We really like the game theory-ish idea of becoming weaker as the game continues, forcing you to play with more skill rather than more firepower. If you're careful, you can force a certain weapon to be the next one to degrade by making sure it does the most damage, which adds an extra layer of strategy to the game. Unfortunately, there is a flaw in that if you're constantly moving, you'll take very little damage and the game becomes significantly easier, and the game's main conceit loses its edge. However, DeGrade is still an interesting illustration the ideas you can create when you take the Overused Game Mechanics Handbook (2nd ed.) and toss it in the wood chipper.
Is anybody else experiencing problems where the bullets are doing no damage?
Cool idea, really bad implementation. Since all your weapons fire at once, actually controlling what degrades basically impossible. On top of that, the game itself is really rough. Enemies just pop into existence on top of you, the different enemies don't really do anything, and overall it just feels like it was rushed.

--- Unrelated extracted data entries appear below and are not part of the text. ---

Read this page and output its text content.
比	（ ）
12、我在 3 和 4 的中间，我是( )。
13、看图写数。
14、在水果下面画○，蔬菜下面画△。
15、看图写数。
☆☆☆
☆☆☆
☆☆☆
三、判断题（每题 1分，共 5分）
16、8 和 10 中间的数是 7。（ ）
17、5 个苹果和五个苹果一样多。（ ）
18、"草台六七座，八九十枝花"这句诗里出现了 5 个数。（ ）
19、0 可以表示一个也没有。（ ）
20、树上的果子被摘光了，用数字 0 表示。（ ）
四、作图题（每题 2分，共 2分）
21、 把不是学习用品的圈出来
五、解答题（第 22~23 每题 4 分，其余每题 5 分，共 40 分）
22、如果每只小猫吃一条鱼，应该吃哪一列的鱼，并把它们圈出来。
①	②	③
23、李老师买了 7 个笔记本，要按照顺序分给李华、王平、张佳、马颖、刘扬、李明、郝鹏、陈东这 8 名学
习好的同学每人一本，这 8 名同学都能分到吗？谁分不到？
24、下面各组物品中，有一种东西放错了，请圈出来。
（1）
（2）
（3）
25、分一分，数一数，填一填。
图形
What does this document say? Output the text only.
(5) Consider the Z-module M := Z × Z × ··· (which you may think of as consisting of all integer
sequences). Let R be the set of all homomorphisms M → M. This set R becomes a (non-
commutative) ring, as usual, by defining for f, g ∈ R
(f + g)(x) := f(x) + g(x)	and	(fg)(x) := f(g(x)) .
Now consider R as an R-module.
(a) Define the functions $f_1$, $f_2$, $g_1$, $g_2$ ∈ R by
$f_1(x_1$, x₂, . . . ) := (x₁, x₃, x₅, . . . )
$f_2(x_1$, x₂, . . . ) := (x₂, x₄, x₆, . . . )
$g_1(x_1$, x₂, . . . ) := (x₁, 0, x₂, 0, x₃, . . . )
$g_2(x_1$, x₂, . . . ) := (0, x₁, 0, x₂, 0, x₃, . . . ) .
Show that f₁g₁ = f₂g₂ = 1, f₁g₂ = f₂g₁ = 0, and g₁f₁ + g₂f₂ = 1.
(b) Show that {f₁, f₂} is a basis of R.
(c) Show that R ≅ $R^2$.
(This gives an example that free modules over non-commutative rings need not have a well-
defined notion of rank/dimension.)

I liked it until my computer started to lag on it due to how many enemies were appearing on screen (I have a decent computer) And with now way to change the graphics or ease it I end up getting "covered" by an enemy and can't seem to hit it while it can't seem to hit me until i run into a piece of scenery that I thought i could run past.
It's a nice blend, but I do agree that you can control some weapons like the flame, but others it more of a gamble on what will de grade.
I noticed too that collision detection with bullets seems to be... lacking. Bullets and rockets are just flying right over targets, with maybe one in 10 actually hitting anything. And this goes both ways: enemy projectiles aren't hitting me any more than I'm hitting them. Very frustrating.